Le sentenze in esame escludono che il pubblico ministero possa, in via generale, impugnare l’ordinanza di sospensione del procedimento ex art. 464 quater C.p.P. congiuntamente alla sentenza di non luogo a procedere, come può fare invece l’imputato per quanto riguarda le ordinanze di rigetto. Osservano infatti che la possibilità di impugnare ordinanze dibattimentali per la prima volta insieme alle sentenze postula che le prime non siano impugnabili in via autonoma come è invece, nel caso del pubblico ministero, per l’ordinanza di sospensione del procedimento con messa alla prova. Ne desumono però che «l’ordinanza ex art. 464 quater C.p.P., deve essere portata a conoscenza, mediante lettura in udienza o mediante notifica o comunicazione dell’avviso di deposito, non solo alle parti del procedimento che hanno diritto all’avviso della data dell’udienza», ma anche al procuratore generale presso la corte di appello, titolare del potere di impugnazione al pari del procuratore della Repubblica ai sensi dell’art. 570 C.p.P. Per giungere a questa interpretazione, applicano i principi espressi dalla giurisprudenza di legittimità a Sezioni Unite in tema di individuazione del pubblico ministero legittimato all’impugnazione (Sez. U, n. 22531, 31/05/2005 e n. 31011 del 28/05/2009) secondo le quali l’espressione «pubblico ministero» è utilizzata dal codice di rito indifferentemente per il procuratore della Repubblica presso il tribunale e per il procuratore generale presso la corte di appello.
Sottolineano che tali principi non sono mutati a seguito dell’introduzione dell’art. 593 bis C.p.P., che ha lasciato inalterata, per il ricorso in cassazione, la regola secondo la quale il procuratore generale ha il potere di proporre impugnazione contro i provvedimenti emessi, nell’ambito dell’ordinario processo di cognizione, dai giudici del distretto, anche quando il pubblico ministero del circondario abbia già compiuto in merito la sua valutazione positiva o negativa.

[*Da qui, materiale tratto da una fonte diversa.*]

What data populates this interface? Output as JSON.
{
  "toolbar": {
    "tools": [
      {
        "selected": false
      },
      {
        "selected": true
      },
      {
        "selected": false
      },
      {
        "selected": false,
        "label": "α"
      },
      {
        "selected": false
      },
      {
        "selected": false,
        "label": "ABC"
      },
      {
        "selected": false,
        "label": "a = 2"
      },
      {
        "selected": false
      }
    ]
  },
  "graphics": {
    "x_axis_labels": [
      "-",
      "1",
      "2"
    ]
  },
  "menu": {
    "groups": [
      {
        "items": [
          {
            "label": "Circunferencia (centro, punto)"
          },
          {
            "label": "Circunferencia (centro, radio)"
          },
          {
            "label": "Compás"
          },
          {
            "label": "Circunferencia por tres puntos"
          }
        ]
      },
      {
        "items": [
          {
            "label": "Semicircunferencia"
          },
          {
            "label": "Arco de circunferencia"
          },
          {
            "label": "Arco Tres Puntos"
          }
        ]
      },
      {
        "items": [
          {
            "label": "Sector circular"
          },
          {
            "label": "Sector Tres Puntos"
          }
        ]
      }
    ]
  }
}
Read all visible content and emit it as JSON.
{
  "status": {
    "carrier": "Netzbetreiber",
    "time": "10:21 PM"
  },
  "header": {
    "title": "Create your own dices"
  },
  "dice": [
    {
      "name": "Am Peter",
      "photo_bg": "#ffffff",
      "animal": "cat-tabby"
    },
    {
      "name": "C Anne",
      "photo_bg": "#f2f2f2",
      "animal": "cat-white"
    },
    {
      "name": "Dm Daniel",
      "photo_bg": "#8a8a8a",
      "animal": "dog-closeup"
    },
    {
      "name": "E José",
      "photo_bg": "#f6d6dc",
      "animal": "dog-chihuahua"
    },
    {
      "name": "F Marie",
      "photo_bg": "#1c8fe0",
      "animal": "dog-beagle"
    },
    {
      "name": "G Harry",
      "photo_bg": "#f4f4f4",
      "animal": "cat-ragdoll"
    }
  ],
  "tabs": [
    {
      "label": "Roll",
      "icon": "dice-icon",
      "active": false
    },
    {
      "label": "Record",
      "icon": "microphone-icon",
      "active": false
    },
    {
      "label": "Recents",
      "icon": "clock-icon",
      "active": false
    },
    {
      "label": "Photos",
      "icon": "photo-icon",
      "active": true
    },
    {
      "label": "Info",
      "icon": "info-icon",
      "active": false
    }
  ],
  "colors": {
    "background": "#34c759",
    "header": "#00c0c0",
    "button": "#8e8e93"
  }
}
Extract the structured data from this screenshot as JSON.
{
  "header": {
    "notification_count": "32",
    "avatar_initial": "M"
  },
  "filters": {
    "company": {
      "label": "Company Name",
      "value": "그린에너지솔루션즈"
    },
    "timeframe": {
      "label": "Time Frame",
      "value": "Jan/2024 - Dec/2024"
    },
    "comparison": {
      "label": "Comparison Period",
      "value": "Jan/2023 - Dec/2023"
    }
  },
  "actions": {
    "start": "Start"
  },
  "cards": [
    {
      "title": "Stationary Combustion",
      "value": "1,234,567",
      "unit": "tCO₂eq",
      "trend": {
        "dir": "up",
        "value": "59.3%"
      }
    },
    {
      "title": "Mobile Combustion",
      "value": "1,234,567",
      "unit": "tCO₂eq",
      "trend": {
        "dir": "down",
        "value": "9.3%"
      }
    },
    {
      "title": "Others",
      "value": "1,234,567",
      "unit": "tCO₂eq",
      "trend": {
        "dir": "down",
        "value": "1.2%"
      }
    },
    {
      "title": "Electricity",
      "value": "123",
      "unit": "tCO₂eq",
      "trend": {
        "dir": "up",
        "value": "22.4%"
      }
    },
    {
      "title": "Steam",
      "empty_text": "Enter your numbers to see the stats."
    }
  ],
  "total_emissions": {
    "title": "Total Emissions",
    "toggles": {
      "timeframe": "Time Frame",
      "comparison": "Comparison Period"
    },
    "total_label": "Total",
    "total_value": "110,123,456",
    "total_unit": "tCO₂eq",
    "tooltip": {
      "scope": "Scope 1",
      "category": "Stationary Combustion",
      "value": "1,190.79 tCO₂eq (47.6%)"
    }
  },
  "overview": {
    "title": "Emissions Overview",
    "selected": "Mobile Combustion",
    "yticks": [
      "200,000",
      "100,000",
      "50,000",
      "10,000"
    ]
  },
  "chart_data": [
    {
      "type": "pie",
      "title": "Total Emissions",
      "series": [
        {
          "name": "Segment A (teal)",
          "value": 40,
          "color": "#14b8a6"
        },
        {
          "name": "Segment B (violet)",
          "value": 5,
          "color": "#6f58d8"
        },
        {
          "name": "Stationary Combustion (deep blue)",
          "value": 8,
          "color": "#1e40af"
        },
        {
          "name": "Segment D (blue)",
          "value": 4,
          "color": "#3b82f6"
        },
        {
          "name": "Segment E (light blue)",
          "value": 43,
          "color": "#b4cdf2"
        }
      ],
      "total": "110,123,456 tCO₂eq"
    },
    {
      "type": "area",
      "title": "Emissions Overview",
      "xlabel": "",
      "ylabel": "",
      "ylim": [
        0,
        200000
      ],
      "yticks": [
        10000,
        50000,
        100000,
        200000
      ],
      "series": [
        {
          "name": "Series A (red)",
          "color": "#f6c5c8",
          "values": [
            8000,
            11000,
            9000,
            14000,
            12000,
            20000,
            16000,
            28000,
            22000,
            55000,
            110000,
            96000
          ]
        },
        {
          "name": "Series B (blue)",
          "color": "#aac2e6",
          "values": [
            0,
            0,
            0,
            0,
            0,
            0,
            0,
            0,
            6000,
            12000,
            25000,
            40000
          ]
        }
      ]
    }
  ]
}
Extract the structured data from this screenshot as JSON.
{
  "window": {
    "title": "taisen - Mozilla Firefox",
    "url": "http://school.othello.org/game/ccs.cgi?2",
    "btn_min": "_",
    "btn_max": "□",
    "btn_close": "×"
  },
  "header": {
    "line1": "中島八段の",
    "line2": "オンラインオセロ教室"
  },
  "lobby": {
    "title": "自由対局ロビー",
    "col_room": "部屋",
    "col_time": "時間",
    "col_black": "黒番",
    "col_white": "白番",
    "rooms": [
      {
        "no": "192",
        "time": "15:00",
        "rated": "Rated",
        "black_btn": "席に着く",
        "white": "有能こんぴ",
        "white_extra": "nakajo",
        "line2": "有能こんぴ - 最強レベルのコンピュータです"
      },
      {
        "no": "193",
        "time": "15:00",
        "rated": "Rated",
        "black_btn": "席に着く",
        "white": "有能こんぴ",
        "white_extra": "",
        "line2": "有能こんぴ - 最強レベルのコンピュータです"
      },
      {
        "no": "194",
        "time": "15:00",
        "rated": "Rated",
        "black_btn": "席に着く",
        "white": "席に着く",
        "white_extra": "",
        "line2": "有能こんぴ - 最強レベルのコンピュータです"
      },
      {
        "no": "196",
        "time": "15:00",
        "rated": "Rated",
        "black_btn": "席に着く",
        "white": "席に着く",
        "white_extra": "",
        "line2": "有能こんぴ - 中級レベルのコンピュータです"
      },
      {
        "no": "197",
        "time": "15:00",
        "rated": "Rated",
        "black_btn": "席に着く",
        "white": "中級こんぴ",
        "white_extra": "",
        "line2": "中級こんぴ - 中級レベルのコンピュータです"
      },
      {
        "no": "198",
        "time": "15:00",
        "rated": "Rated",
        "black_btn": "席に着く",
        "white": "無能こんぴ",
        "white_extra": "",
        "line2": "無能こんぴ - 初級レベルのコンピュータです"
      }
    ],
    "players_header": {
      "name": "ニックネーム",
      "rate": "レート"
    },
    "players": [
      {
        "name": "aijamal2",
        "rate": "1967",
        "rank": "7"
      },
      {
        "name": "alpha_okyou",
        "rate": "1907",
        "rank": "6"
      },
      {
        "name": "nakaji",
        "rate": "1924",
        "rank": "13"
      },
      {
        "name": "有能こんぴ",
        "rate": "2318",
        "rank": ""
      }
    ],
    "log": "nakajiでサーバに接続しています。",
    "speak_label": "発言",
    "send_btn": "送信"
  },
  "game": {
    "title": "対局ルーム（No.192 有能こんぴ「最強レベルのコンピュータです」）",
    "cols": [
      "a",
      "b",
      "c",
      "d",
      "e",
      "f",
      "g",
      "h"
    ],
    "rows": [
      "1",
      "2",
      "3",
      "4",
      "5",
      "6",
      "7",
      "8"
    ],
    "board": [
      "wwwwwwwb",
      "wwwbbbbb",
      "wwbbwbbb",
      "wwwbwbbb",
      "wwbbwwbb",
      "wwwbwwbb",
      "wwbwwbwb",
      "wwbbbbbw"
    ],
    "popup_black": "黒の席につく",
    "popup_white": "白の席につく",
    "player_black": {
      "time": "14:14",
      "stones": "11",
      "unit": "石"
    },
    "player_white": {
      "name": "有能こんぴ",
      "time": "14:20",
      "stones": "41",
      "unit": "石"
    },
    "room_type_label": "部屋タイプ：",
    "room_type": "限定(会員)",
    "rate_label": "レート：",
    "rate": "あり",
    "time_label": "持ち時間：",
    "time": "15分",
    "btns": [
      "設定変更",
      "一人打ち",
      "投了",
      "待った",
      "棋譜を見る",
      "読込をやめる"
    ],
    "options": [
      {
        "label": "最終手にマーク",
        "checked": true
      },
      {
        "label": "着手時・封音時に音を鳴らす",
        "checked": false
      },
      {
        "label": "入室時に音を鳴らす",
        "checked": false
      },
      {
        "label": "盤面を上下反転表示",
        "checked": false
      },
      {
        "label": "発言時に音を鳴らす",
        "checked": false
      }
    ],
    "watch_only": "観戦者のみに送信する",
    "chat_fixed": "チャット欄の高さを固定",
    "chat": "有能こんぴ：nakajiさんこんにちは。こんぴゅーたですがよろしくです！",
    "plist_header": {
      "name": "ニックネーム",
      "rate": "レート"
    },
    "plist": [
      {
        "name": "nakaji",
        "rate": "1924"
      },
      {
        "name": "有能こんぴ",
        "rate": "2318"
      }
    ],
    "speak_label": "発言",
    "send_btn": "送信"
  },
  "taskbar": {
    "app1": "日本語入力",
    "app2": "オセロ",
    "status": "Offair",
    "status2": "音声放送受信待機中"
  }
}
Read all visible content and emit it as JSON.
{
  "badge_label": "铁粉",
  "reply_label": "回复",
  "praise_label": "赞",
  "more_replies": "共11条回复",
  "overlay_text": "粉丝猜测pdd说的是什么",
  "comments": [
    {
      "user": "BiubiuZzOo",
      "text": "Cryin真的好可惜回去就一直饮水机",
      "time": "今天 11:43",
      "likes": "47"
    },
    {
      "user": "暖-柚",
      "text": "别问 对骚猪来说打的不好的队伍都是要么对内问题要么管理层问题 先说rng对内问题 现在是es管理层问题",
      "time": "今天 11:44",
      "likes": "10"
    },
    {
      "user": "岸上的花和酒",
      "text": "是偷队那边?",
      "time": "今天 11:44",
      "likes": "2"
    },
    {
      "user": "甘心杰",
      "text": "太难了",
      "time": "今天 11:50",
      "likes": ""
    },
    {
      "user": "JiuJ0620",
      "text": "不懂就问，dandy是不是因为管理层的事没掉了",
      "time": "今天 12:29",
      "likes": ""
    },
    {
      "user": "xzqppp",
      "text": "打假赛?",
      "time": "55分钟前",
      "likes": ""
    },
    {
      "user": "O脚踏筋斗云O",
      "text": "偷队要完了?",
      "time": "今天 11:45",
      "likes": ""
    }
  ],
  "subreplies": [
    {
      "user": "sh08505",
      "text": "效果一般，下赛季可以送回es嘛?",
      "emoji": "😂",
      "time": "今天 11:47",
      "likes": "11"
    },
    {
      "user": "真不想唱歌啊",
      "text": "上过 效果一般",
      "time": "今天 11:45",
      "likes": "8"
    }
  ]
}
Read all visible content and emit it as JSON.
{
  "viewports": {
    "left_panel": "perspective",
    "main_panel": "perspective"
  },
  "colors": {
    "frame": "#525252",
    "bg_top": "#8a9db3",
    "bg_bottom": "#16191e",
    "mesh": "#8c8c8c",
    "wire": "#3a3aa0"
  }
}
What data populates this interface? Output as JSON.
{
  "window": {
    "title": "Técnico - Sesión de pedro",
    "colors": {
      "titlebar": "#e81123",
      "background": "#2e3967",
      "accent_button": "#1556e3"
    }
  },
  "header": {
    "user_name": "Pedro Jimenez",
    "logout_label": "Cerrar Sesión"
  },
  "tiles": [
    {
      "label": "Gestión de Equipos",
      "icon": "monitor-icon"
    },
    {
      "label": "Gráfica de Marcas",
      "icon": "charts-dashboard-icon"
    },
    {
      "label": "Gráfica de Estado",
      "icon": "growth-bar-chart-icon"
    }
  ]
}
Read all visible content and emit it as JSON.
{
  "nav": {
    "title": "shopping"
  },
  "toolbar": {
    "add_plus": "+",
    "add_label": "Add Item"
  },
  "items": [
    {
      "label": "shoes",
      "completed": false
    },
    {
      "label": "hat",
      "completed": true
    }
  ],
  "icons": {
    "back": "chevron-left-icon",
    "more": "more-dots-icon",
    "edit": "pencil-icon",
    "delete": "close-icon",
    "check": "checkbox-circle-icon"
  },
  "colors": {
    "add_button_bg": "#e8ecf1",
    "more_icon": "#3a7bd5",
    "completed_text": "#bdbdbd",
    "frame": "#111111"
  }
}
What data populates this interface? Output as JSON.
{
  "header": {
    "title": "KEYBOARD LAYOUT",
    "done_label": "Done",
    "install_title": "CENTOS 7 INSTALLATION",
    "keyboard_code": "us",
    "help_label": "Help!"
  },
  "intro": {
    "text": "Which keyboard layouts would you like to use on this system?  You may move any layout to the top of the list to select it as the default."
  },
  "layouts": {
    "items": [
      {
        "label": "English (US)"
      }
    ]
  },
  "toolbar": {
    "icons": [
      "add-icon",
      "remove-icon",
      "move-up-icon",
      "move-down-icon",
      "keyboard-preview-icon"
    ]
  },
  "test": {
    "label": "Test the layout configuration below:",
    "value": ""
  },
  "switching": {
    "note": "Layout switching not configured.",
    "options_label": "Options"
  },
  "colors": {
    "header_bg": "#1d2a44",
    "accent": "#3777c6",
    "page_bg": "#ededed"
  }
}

Sostengono che il potere di surroga del procuratore generale, in base al quale detto organo è legittimato, in via ordinaria, ad impugnare tutti i provvedimenti potenzialmente definitivi emessi nel giudizio di cognizione, trova il suo fondamento in un complesso normativo, esplicativo del disposto dell’art. 570 C.p.P. – contenuto negli artt. 548, comma 3, 585, comma 2, lett. d), e 608, comma 4, C.p.P. – che precisa le modalità di esercizio del diritto d’impugnazione prescrivendo gli adempimenti necessari a far conoscere al suo titolare i provvedimenti emessi in udienza da qualsiasi giudice della circoscrizione diverso dalla corte d’appello.
Le sentenze in esame non sottovalutano il dato obiettivo che, in qualche procedimento, la legittimazione del procuratore generale ad impugnare sia esclusa, ma sostengono che non v’è ragione alcuna di inserire tra questi l’art. 464 quater C.p.P. Rilevano che l’espressione «pubblico ministero» utilizzata dal legislatore non è dirimente in tal senso e che le deroghe previste si riferiscono a procedimenti incidentali dotati di autonomia rispetto all’ordinario processo di cognizione, mentre «l’ordinanza di sospensione del procedimento con messa alla prova è idonea solo in via eventuale a dare vita ad uno sviluppo procedimentale alternativo rispetto a quello principale di cognizione, dal momento che ne è sempre possibile la revoca con la ripresa dell’ordinario corso del procedimento volto, come tale, all’accertamento dei fatti e della punibilità dell’accusato nonché alla determinazione dell’eventuale trattamento sanzionatorio».